Challenges Drag Out Lead Pipe Replacement

Lead pipes are still used in the United States, although they have been banned in new construction since 1986. According to the U.S. Centers for Disease Control and Prevention, there is no safe limit for lead exposure for children.

According to the U.S. Environmental Protection Agency (EPA), Illinois had the most lead pipes per capita – including from public water systems and drinking fixtures – in the U.S. last year. The agency estimates the Midwest state has more than 1 million lead service lines.

The use of lead pipes has persisted over the decades due to a lack of state or federal removal strategies, low funding, and the difficulty of locating lead pipes. In Illinois, for example, water utilities are still inventorying their lead pipes to plan their removal.

This fiscal year, Illinois also received more than $100 million in funding to replace critical utility lines through the federal bipartisan infrastructure bill. Funding is expected to more than double in fiscal year 2025, but the National Resources Defense Council puts the cost estimate for replacing every main line in Illinois at $2.2 billion, while the Illinois Environmental Council puts the cost at $10 billion Estimated at $12 billion.
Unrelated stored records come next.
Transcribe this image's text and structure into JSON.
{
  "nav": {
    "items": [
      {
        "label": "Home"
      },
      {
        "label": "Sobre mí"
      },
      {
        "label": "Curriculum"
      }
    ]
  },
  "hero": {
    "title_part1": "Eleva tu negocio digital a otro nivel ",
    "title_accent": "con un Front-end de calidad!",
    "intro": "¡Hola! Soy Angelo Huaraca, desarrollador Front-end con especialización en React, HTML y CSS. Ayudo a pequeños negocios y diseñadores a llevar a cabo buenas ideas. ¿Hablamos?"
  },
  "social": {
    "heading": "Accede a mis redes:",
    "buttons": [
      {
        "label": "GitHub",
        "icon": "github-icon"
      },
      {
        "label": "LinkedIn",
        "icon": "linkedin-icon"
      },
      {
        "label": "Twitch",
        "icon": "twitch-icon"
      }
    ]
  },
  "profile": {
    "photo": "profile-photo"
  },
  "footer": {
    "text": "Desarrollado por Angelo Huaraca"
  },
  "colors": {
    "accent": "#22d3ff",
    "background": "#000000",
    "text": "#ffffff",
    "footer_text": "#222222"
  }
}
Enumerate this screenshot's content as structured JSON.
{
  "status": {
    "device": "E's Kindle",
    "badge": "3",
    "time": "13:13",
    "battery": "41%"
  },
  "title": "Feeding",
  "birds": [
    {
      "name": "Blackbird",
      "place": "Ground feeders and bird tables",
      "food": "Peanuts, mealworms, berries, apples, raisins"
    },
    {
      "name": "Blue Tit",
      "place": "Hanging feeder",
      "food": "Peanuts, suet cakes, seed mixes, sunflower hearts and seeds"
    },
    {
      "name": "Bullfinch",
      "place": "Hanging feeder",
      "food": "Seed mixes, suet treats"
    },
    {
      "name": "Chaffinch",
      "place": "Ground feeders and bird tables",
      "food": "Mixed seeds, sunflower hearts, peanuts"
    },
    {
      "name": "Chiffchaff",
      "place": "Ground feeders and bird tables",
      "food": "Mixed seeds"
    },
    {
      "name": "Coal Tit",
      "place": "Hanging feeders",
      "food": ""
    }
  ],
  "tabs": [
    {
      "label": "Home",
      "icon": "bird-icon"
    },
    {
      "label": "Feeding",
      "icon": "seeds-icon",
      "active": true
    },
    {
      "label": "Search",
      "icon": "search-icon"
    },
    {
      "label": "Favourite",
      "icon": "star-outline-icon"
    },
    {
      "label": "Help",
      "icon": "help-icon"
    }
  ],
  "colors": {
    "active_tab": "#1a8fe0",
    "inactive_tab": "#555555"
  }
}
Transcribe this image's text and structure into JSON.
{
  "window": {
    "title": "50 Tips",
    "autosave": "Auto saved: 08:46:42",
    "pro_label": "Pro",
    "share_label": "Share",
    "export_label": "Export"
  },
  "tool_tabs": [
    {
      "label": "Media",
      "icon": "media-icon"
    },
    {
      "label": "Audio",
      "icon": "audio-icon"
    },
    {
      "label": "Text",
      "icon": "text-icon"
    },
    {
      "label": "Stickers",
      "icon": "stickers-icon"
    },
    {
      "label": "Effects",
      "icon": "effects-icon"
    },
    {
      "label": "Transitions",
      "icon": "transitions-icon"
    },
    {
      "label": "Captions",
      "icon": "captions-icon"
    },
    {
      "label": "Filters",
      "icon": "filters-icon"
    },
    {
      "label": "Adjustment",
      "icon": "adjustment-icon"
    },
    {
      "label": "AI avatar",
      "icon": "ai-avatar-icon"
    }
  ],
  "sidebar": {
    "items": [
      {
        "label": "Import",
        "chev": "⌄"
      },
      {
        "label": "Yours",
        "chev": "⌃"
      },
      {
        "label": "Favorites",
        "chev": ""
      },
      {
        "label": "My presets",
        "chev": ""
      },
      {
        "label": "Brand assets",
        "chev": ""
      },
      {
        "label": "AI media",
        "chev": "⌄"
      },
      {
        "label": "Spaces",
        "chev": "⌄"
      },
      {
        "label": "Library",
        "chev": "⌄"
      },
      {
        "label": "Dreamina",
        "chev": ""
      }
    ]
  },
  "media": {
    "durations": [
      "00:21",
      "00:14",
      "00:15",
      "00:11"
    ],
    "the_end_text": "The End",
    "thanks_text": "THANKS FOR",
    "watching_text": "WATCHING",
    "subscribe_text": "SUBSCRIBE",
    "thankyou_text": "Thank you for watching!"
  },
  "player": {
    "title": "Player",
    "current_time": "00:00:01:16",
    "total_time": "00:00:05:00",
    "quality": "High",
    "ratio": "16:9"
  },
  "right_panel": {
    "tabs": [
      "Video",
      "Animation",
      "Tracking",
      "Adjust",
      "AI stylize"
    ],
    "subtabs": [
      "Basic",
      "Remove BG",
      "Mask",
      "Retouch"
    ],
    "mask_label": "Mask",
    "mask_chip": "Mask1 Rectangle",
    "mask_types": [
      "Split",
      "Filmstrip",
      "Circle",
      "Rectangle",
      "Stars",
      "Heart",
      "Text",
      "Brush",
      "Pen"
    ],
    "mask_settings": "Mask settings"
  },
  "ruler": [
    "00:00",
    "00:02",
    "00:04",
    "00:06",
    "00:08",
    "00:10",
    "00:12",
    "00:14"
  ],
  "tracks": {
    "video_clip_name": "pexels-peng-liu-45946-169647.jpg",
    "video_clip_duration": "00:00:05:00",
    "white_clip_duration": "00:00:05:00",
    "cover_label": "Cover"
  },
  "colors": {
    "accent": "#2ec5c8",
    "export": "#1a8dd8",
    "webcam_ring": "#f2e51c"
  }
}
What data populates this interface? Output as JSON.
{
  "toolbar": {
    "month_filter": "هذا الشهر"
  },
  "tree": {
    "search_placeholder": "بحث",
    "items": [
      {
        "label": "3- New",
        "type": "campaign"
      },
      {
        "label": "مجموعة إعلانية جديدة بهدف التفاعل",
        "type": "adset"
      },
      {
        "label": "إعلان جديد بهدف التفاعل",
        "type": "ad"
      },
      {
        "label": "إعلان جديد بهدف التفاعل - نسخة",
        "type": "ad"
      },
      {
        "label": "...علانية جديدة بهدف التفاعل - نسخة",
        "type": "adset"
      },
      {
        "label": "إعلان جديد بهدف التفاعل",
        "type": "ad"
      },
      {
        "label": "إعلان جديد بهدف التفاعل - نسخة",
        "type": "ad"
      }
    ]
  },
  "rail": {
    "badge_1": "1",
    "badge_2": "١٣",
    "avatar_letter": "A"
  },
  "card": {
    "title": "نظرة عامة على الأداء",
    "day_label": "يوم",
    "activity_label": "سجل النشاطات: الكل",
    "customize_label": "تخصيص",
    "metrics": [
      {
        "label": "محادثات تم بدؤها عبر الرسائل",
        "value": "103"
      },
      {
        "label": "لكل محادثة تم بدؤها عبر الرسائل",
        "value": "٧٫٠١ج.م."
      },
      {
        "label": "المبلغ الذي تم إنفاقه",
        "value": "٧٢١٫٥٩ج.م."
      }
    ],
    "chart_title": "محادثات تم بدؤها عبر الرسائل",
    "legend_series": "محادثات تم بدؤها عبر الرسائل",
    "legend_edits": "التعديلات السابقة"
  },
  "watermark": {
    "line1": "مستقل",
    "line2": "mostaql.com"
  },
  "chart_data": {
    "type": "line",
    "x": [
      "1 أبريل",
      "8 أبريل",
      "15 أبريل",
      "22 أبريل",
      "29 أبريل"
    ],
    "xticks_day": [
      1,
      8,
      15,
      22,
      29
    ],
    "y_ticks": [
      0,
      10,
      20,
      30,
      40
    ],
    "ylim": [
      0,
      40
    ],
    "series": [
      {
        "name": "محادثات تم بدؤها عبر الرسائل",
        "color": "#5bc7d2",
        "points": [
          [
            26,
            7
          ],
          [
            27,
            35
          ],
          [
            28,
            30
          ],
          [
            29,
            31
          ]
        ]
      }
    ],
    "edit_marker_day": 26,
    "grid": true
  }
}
Although state and federal governments have developed regulations and funding programs, replacing lead pipes is the responsibility of municipal water utilities, such as municipalities or local water districts. The EPA has proposed changes to federal regulations that would set a goal of replacing all lead pipes within the next decade, subject to exceptions. Yet the EPA has historically chosen not to enforce its existing standards.

However, advocacy groups are advocating for shortening the lead pipe replacement timeline. But because of the number of lines to be replaced in Illinois and current and proposed state laws, communities like Chicago could have until 2092 to replace their main service lines.